Money & Finance

06.07.2016 | 2 Minute Read | By Kari Lloyd

Your credit score can affect many different aspects of your life, but can be particularly daunting when you’re trying to rent an apartment. Whether it’s your first time or you’ve been renting for years, having either a low credit score or no credit history can make your search for a new apartment difficult — but not impossible. Here are a few tips for when you start your search and you’re not sure if your credit history will make the grade…

Know Your Credit Score
Failing to find out your credit score before going into any situation where you might have to discuss it is never a good idea. Get yourself prepared before you begin your search by checking your credit score with the three major credit reporting agencies: Experian, TransUnion® and Equifax®. You’re entitled to one free credit report per year from each of the agencies, and you can choose to have them all at once or stagger them. Additionally, there are online tools to help you monitor your credit should you want to keep a closer eye on it more regularly.

Be Honest
If you’re already aware that you have a low credit score and you’re concerned that it may cost you an apartment that you really love, be honest with the apartment manager before they run your credit score. Honesty can be a big point in your favor. Remember, credit scores can be damaged from illness or losing a job — it’s not always a reflection on your character. If you can, try bringing reference letters from former apartment managers to show you’re the kind of resident they’re looking for.

Get a Roommate
Not only does having a roommate mean you can divide up both the rent and bills, but it can also go a long way to pushing the decision of an apartment manager in your favor — particularly if your roommate has better credit than you do. Additionally, if you’re working to repair your credit having that extra cash on hand can be helpful towards becoming more financially stable.

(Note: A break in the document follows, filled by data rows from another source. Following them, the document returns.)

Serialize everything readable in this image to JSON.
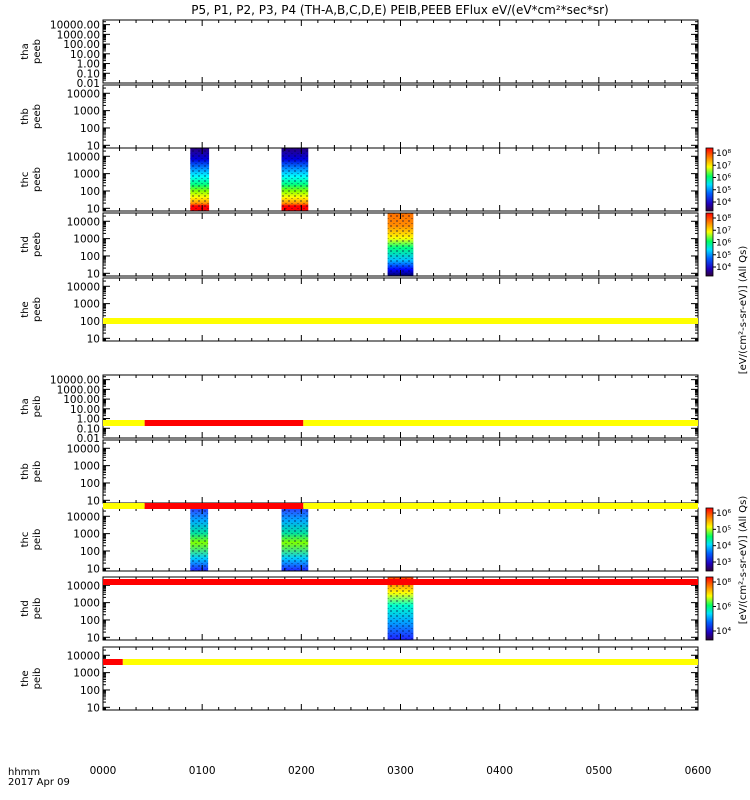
{
  "title": "P5, P1, P2, P3, P4 (TH-A,B,C,D,E) PEIB,PEEB EFlux eV/(eV*cm²*sec*sr)",
  "time_axis": {
    "label_line1": "hhmm",
    "label_line2": "2017 Apr 09",
    "ticks": [
      "0000",
      "0100",
      "0200",
      "0300",
      "0400",
      "0500",
      "0600"
    ]
  },
  "colorbar_labels": {
    "peeb": "[eV/(cm²-s-sr-eV)] (All Qs)",
    "peib": "[eV/(cm²-s-sr-eV)] (All Qs)"
  },
  "colors": {
    "flag_yellow": "#ffff00",
    "flag_red": "#ff0000",
    "axis": "#000000"
  },
  "chart_data": {
    "type": "heatmap",
    "x_unit": "hours since 2017 Apr 09 00:00",
    "x_range": [
      0,
      6
    ],
    "y_scale": "log",
    "y_unit": "eV",
    "panels": [
      {
        "probe": "tha",
        "product": "peeb",
        "label": [
          "tha",
          "peeb"
        ],
        "y_ticks": [
          "10000.00",
          "1000.00",
          "100.00",
          "10.00",
          "1.00",
          "0.10",
          "0.01"
        ],
        "ylim": [
          0.01,
          30000
        ],
        "data_blocks": [],
        "colorbar": null
      },
      {
        "probe": "thb",
        "product": "peeb",
        "label": [
          "thb",
          "peeb"
        ],
        "y_ticks": [
          "10000",
          "1000",
          "100",
          "10"
        ],
        "ylim": [
          7,
          30000
        ],
        "data_blocks": [],
        "colorbar": null
      },
      {
        "probe": "thc",
        "product": "peeb",
        "label": [
          "thc",
          "peeb"
        ],
        "y_ticks": [
          "10000",
          "1000",
          "100",
          "10"
        ],
        "ylim": [
          7,
          30000
        ],
        "data_blocks": [
          {
            "t_start": 0.88,
            "t_end": 1.07,
            "pattern": "electron"
          },
          {
            "t_start": 1.8,
            "t_end": 2.07,
            "pattern": "electron"
          }
        ],
        "colorbar": {
          "tick_labels": [
            "10⁸",
            "10⁷",
            "10⁶",
            "10⁵",
            "10⁴"
          ]
        }
      },
      {
        "probe": "thd",
        "product": "peeb",
        "label": [
          "thd",
          "peeb"
        ],
        "y_ticks": [
          "10000",
          "1000",
          "100",
          "10"
        ],
        "ylim": [
          7,
          30000
        ],
        "data_blocks": [
          {
            "t_start": 2.87,
            "t_end": 3.13,
            "pattern": "electron_d"
          }
        ],
        "colorbar": {
          "tick_labels": [
            "10⁸",
            "10⁷",
            "10⁶",
            "10⁵",
            "10⁴"
          ]
        }
      },
      {
        "probe": "the",
        "product": "peeb",
        "label": [
          "the",
          "peeb"
        ],
        "y_ticks": [
          "10000",
          "1000",
          "100",
          "10"
        ],
        "ylim": [
          7,
          30000
        ],
        "data_blocks": [],
        "colorbar": null
      },
      {
        "probe": "tha",
        "product": "peib",
        "label": [
          "tha",
          "peib"
        ],
        "y_ticks": [
          "10000.00",
          "1000.00",
          "100.00",
          "10.00",
          "1.00",
          "0.10",
          "0.01"
        ],
        "ylim": [
          0.01,
          30000
        ],
        "data_blocks": [],
        "colorbar": null
      },
      {
        "probe": "thb",
        "product": "peib",
        "label": [
          "thb",
          "peib"
        ],
        "y_ticks": [
          "10000",
          "1000",
          "100",
          "10"
        ],
        "ylim": [
          7,
          30000
        ],
        "data_blocks": [],
        "colorbar": null
      },
      {
        "probe": "thc",
        "product": "peib",
        "label": [
          "thc",
          "peib"
        ],
        "y_ticks": [
          "10000",
          "1000",
          "100",
          "10"
        ],
        "ylim": [
          7,
          30000
        ],
        "data_blocks": [
          {
            "t_start": 0.88,
            "t_end": 1.06,
            "pattern": "ion"
          },
          {
            "t_start": 1.8,
            "t_end": 2.07,
            "pattern": "ion"
          }
        ],
        "colorbar": {
          "tick_labels": [
            "10⁶",
            "10⁵",
            "10⁴",
            "10³"
          ]
        }
      },
      {
        "probe": "thd",
        "product": "peib",
        "label": [
          "thd",
          "peib"
        ],
        "y_ticks": [
          "10000",
          "1000",
          "100",
          "10"
        ],
        "ylim": [
          7,
          30000
        ],
        "data_blocks": [
          {
            "t_start": 2.87,
            "t_end": 3.13,
            "pattern": "ion_d"
          }
        ],
        "colorbar": {
          "tick_labels": [
            "10⁸",
            "10⁶",
            "10⁴"
          ]
        }
      },
      {
        "probe": "the",
        "product": "peib",
        "label": [
          "the",
          "peib"
        ],
        "y_ticks": [
          "10000",
          "1000",
          "100",
          "10"
        ],
        "ylim": [
          7,
          30000
        ],
        "data_blocks": [],
        "colorbar": null
      }
    ],
    "flag_bars": [
      {
        "after_panel": 4,
        "segments": [
          {
            "t_start": 0,
            "t_end": 6,
            "color": "yellow"
          }
        ]
      },
      {
        "after_panel": 5,
        "segments": [
          {
            "t_start": 0,
            "t_end": 0.42,
            "color": "yellow"
          },
          {
            "t_start": 0.42,
            "t_end": 2.02,
            "color": "red"
          },
          {
            "t_start": 2.02,
            "t_end": 6,
            "color": "yellow"
          }
        ]
      },
      {
        "after_panel": 6,
        "segments": [
          {
            "t_start": 0,
            "t_end": 0.42,
            "color": "yellow"
          },
          {
            "t_start": 0.42,
            "t_end": 2.02,
            "color": "red"
          },
          {
            "t_start": 2.02,
            "t_end": 6,
            "color": "yellow"
          }
        ]
      },
      {
        "after_panel": 7,
        "segments": [
          {
            "t_start": 0,
            "t_end": 6,
            "color": "red"
          }
        ]
      },
      {
        "after_panel": 8,
        "segments": [
          {
            "t_start": 0,
            "t_end": 0.2,
            "color": "red"
          },
          {
            "t_start": 0.2,
            "t_end": 6,
            "color": "yellow"
          }
        ]
      }
    ]
  }
}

Find a Co-Signer or Guarantor
Poor or little credit history doesn’t need to be a barrier to renting an apartment if you’re able to find someone who can co-sign or guarantee the lease. This means that should you not be able to pay, that individual would be responsible for paying the rent. Co-signers would usually be a trusted relative or friend with a good credit score. Of course, they’re taking a risk co-signing for you so be sure you’re able to afford the apartment you’re signing for.

Increase Your Deposit or Pay in Advance
While coming up with a deposit is tough, sometimes managers will ask for a larger deposit from those renters with poor or little credit history. This offers them some security should you not be able to pay your rent. They may also ask for rent in advance. Be prepared for this while you’re saving for your deposit. You’d hate to lose out on an apartment you love because you couldn’t come up with the cash.

Confirm Your Employment
Even if your credit is in good standing, bringing along your pay stubs or a confirmation of salary letter from your work can help smooth the way towards a lease. Showing stable employment is attractive to apartment managers. Previous tax returns can also help to show you’re regularly employed and earning.

Though having a poor credit history can make things like renting an apartment or getting a loan difficult, it doesn’t have to be impossible. Have you ever had trouble renting an apartment because of your credit history? What did you do?